Seattle voters also knew they wanted Ranked-Choice Voting (RCV) over Approval Voting. But voters weren’t so sure on the prompt that asked if we should change the system at all. So far, “No” held an extremely narrow lead over “Yes.” After tonight's drop, it's still fucking close—49.45% of voters want to change our election system to one of the provided options and 50.55% do not, which means the lead for "No" shrunk by about 1,000 votes since yesterday. Even if voters decided to keep elections the way they are, the support for RCV in the second prompt could do wonders for efforts at the state to let municipalities combine their primary and general elections and implement a better version of RCV.
Let's talk about ANYTHING else: President Joe Biden’s having a hard time making good on his campaign promises to alleviate the stress of student debt. Will Casey already explained the situation with much more legal knowledge in Slog AM, but I just wanted to let you know that the Education Department is no longer accepting applications, even though Biden had previously encouraged borrowers to continue applying through the legal challenges. Of course, the decision isn’t final, so keep those fingers crossed!

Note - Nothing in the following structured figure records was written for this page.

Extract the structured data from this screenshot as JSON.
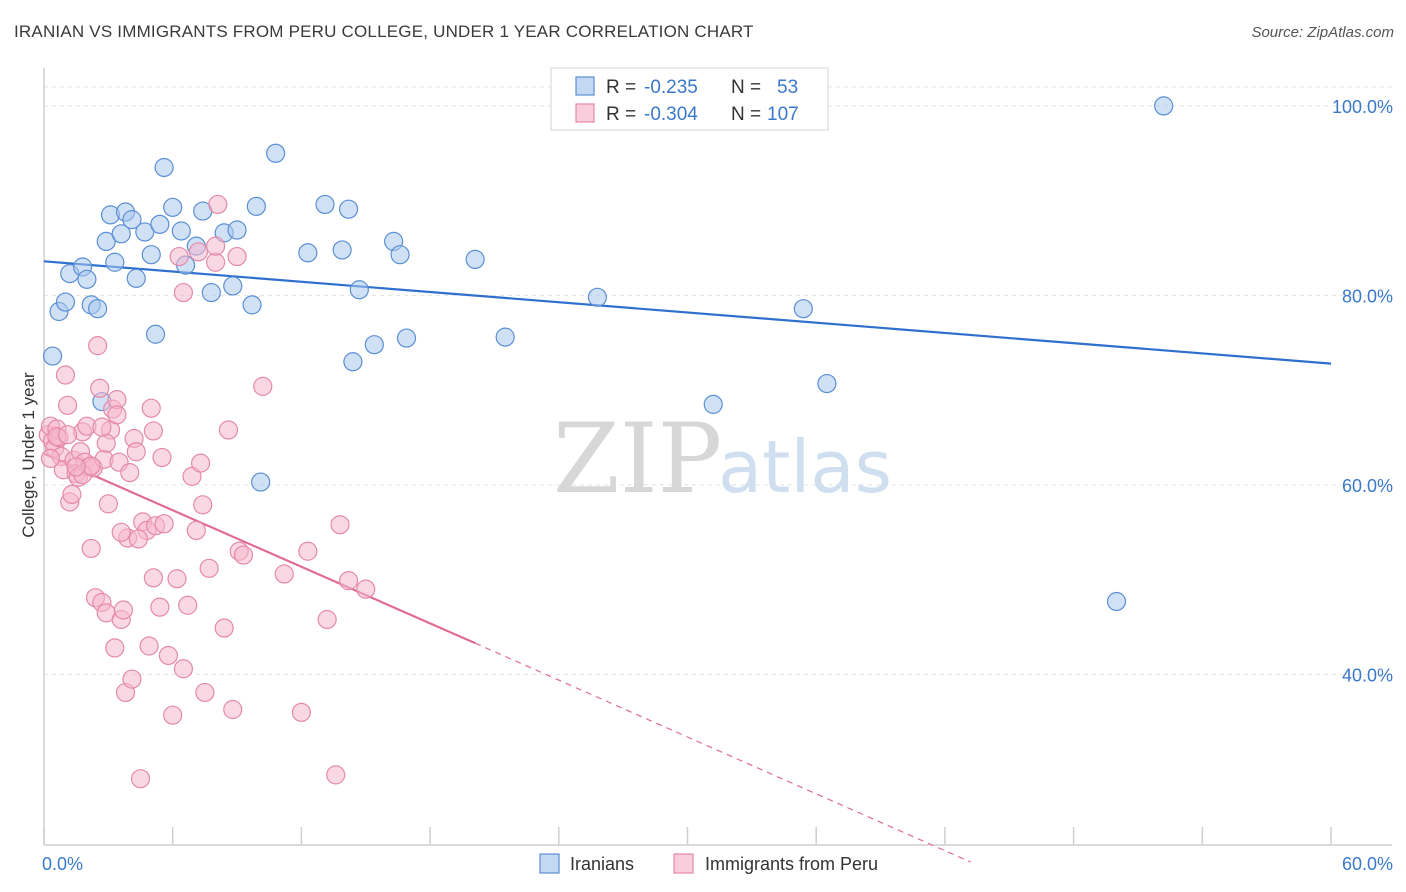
{
  "title": "IRANIAN VS IMMIGRANTS FROM PERU COLLEGE, UNDER 1 YEAR CORRELATION CHART",
  "source": "Source: ZipAtlas.com",
  "watermark": {
    "zip": "ZIP",
    "atlas": "atlas"
  },
  "legend": {
    "rows": [
      {
        "r_label": "R = ",
        "r_value": "-0.235",
        "n_label": "N = ",
        "n_value": "53"
      },
      {
        "r_label": "R = ",
        "r_value": "-0.304",
        "n_label": "N = ",
        "n_value": "107"
      }
    ]
  },
  "colors": {
    "iranians_fill": "#aac8ee",
    "iranians_stroke": "#5b8fd4",
    "iranians_line": "#2f6fcd",
    "peru_fill": "#f6b8cc",
    "peru_stroke": "#e48aa8",
    "peru_line": "#e06c95",
    "axis_label": "#3a78c9"
  },
  "chart_data": {
    "type": "scatter",
    "xlabel": "",
    "ylabel": "College, Under 1 year",
    "xlim": [
      0,
      60
    ],
    "ylim": [
      22,
      104
    ],
    "x_tick_labels": [
      "0.0%",
      "60.0%"
    ],
    "x_ticks": [
      0,
      60
    ],
    "y_ticks": [
      40,
      60,
      80,
      100
    ],
    "y_tick_labels": [
      "40.0%",
      "60.0%",
      "80.0%",
      "100.0%"
    ],
    "grid": true,
    "legend_position": "bottom",
    "series": [
      {
        "name": "Iranians",
        "trend": {
          "x": [
            0,
            60
          ],
          "y": [
            83.6,
            72.8
          ],
          "dashed_to": null
        },
        "points": [
          [
            0.4,
            73.6
          ],
          [
            0.7,
            78.3
          ],
          [
            1.0,
            79.3
          ],
          [
            1.2,
            82.3
          ],
          [
            1.8,
            83.0
          ],
          [
            2.0,
            81.7
          ],
          [
            2.2,
            79.0
          ],
          [
            2.5,
            78.6
          ],
          [
            2.7,
            68.8
          ],
          [
            2.9,
            85.7
          ],
          [
            3.1,
            88.5
          ],
          [
            3.3,
            83.5
          ],
          [
            3.6,
            86.5
          ],
          [
            3.8,
            88.8
          ],
          [
            4.1,
            88.0
          ],
          [
            4.3,
            81.8
          ],
          [
            4.7,
            86.7
          ],
          [
            5.0,
            84.3
          ],
          [
            5.2,
            75.9
          ],
          [
            5.4,
            87.5
          ],
          [
            5.6,
            93.5
          ],
          [
            6.0,
            89.3
          ],
          [
            6.4,
            86.8
          ],
          [
            6.6,
            83.2
          ],
          [
            7.1,
            85.2
          ],
          [
            7.4,
            88.9
          ],
          [
            7.8,
            80.3
          ],
          [
            8.4,
            86.6
          ],
          [
            8.8,
            81.0
          ],
          [
            9.0,
            86.9
          ],
          [
            9.7,
            79.0
          ],
          [
            9.9,
            89.4
          ],
          [
            10.1,
            60.3
          ],
          [
            10.8,
            95.0
          ],
          [
            12.3,
            84.5
          ],
          [
            13.1,
            89.6
          ],
          [
            13.9,
            84.8
          ],
          [
            14.2,
            89.1
          ],
          [
            14.4,
            73.0
          ],
          [
            14.7,
            80.6
          ],
          [
            15.4,
            74.8
          ],
          [
            16.3,
            85.7
          ],
          [
            16.6,
            84.3
          ],
          [
            16.9,
            75.5
          ],
          [
            20.1,
            83.8
          ],
          [
            21.5,
            75.6
          ],
          [
            25.8,
            79.8
          ],
          [
            31.2,
            68.5
          ],
          [
            35.4,
            78.6
          ],
          [
            36.5,
            70.7
          ],
          [
            50.0,
            47.7
          ],
          [
            52.2,
            100.0
          ]
        ]
      },
      {
        "name": "Immigrants from Peru",
        "trend": {
          "x": [
            0,
            20.1
          ],
          "y": [
            63.3,
            43.3
          ],
          "dashed_to": {
            "x": 43.2,
            "y": 20.2
          }
        },
        "points": [
          [
            0.2,
            65.3
          ],
          [
            0.3,
            66.2
          ],
          [
            0.4,
            64.6
          ],
          [
            0.5,
            63.9
          ],
          [
            0.6,
            65.9
          ],
          [
            0.7,
            65.0
          ],
          [
            0.8,
            63.0
          ],
          [
            0.9,
            61.6
          ],
          [
            1.0,
            71.6
          ],
          [
            1.1,
            68.4
          ],
          [
            1.2,
            58.2
          ],
          [
            1.3,
            59.0
          ],
          [
            1.4,
            62.6
          ],
          [
            1.5,
            61.2
          ],
          [
            1.6,
            60.8
          ],
          [
            1.7,
            63.5
          ],
          [
            1.8,
            65.6
          ],
          [
            1.9,
            62.4
          ],
          [
            2.0,
            66.2
          ],
          [
            2.1,
            61.9
          ],
          [
            2.2,
            53.3
          ],
          [
            2.3,
            61.8
          ],
          [
            2.4,
            48.1
          ],
          [
            2.5,
            74.7
          ],
          [
            2.6,
            70.2
          ],
          [
            2.7,
            47.6
          ],
          [
            2.8,
            62.7
          ],
          [
            2.9,
            46.5
          ],
          [
            3.0,
            58.0
          ],
          [
            3.1,
            65.8
          ],
          [
            3.2,
            68.0
          ],
          [
            3.3,
            42.8
          ],
          [
            3.4,
            69.0
          ],
          [
            3.5,
            62.4
          ],
          [
            3.6,
            45.8
          ],
          [
            3.7,
            46.8
          ],
          [
            3.8,
            38.1
          ],
          [
            3.9,
            54.4
          ],
          [
            4.0,
            61.3
          ],
          [
            4.1,
            39.5
          ],
          [
            4.2,
            64.9
          ],
          [
            4.3,
            63.5
          ],
          [
            4.5,
            29.0
          ],
          [
            4.6,
            56.1
          ],
          [
            4.8,
            55.2
          ],
          [
            5.0,
            68.1
          ],
          [
            5.1,
            50.2
          ],
          [
            5.2,
            55.7
          ],
          [
            5.4,
            47.1
          ],
          [
            5.5,
            62.9
          ],
          [
            5.6,
            55.9
          ],
          [
            5.8,
            42.0
          ],
          [
            6.0,
            35.7
          ],
          [
            6.2,
            50.1
          ],
          [
            6.3,
            84.1
          ],
          [
            6.5,
            40.6
          ],
          [
            6.7,
            47.3
          ],
          [
            6.9,
            60.9
          ],
          [
            7.1,
            55.2
          ],
          [
            7.3,
            62.3
          ],
          [
            7.4,
            57.9
          ],
          [
            7.5,
            38.1
          ],
          [
            7.7,
            51.2
          ],
          [
            8.0,
            83.5
          ],
          [
            8.1,
            89.6
          ],
          [
            8.4,
            44.9
          ],
          [
            8.6,
            65.8
          ],
          [
            8.8,
            36.3
          ],
          [
            9.0,
            84.1
          ],
          [
            9.1,
            53.0
          ],
          [
            9.3,
            52.6
          ],
          [
            10.2,
            70.4
          ],
          [
            11.2,
            50.6
          ],
          [
            12.0,
            36.0
          ],
          [
            12.3,
            53.0
          ],
          [
            13.2,
            45.8
          ],
          [
            13.6,
            29.4
          ],
          [
            13.8,
            55.8
          ],
          [
            14.2,
            49.9
          ],
          [
            15.0,
            49.0
          ],
          [
            0.6,
            65.1
          ],
          [
            1.1,
            65.3
          ],
          [
            1.8,
            61.1
          ],
          [
            2.2,
            62.0
          ],
          [
            2.9,
            64.4
          ],
          [
            3.4,
            67.4
          ],
          [
            4.4,
            54.3
          ],
          [
            5.1,
            65.7
          ],
          [
            6.5,
            80.3
          ],
          [
            7.2,
            84.6
          ],
          [
            3.6,
            55.0
          ],
          [
            4.9,
            43.0
          ],
          [
            8.0,
            85.2
          ],
          [
            2.7,
            66.1
          ],
          [
            1.5,
            61.9
          ],
          [
            0.3,
            62.8
          ]
        ]
      }
    ]
  },
  "bottom_legend": {
    "items": [
      {
        "label": "Iranians"
      },
      {
        "label": "Immigrants from Peru"
      }
    ]
  }
}
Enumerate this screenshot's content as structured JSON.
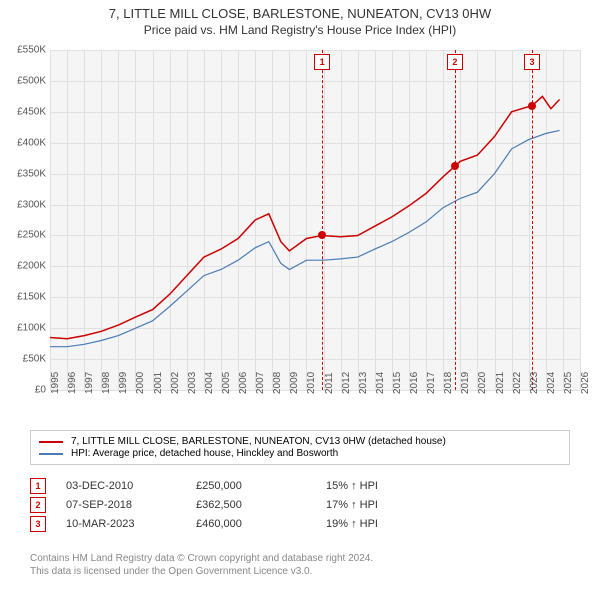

Biden’s next big plan: Okay, so student loan forgiveness isn’t going so well, but today, Biden announced new initiatives to crack down on methane emissions at the 27th UN Climate Conference. You can read the specifics here, but basically Biden says his new methane rules will help the US meet its goal to slash 2020 levels of methane emissions by 30% by 2030.
The cost of climate change: As sea levels rise, the ocean begins to encroach on coastal cities. Saint-Louis, Senegal is “ground zero” of the devastation of the rising Atlantic Ocean, with thousands of people living in a camp for “internally-displaced people.” The climate refugee crisis has begun and NPR says, “every year, a little bit more land is lost to the sea.”
Can Slog PM be fun again? I know, I know. Lots of political shit for a Friday. After a long week, you probably don’t care about ballot measures and you probably don’t want to stress about your debt! So, go out and have fun. EverOut knows the coolest and cheapest events to get your mind off the news of the week.
Gallagher died: Gallager, a comedian best known for smashing watermelons in the '80s, died at 76 after what his manager described as a “short health battle.” Today, you may be reflecting on fond memories of the funny fruit guy. Stranger alum Lindy West also had those fond, “apolitical” memories, until she saw him perform in Bremerton in 2010 and realized he’s a “Paranoid, Right-Wing, Watermelon-Smashing Maniac.”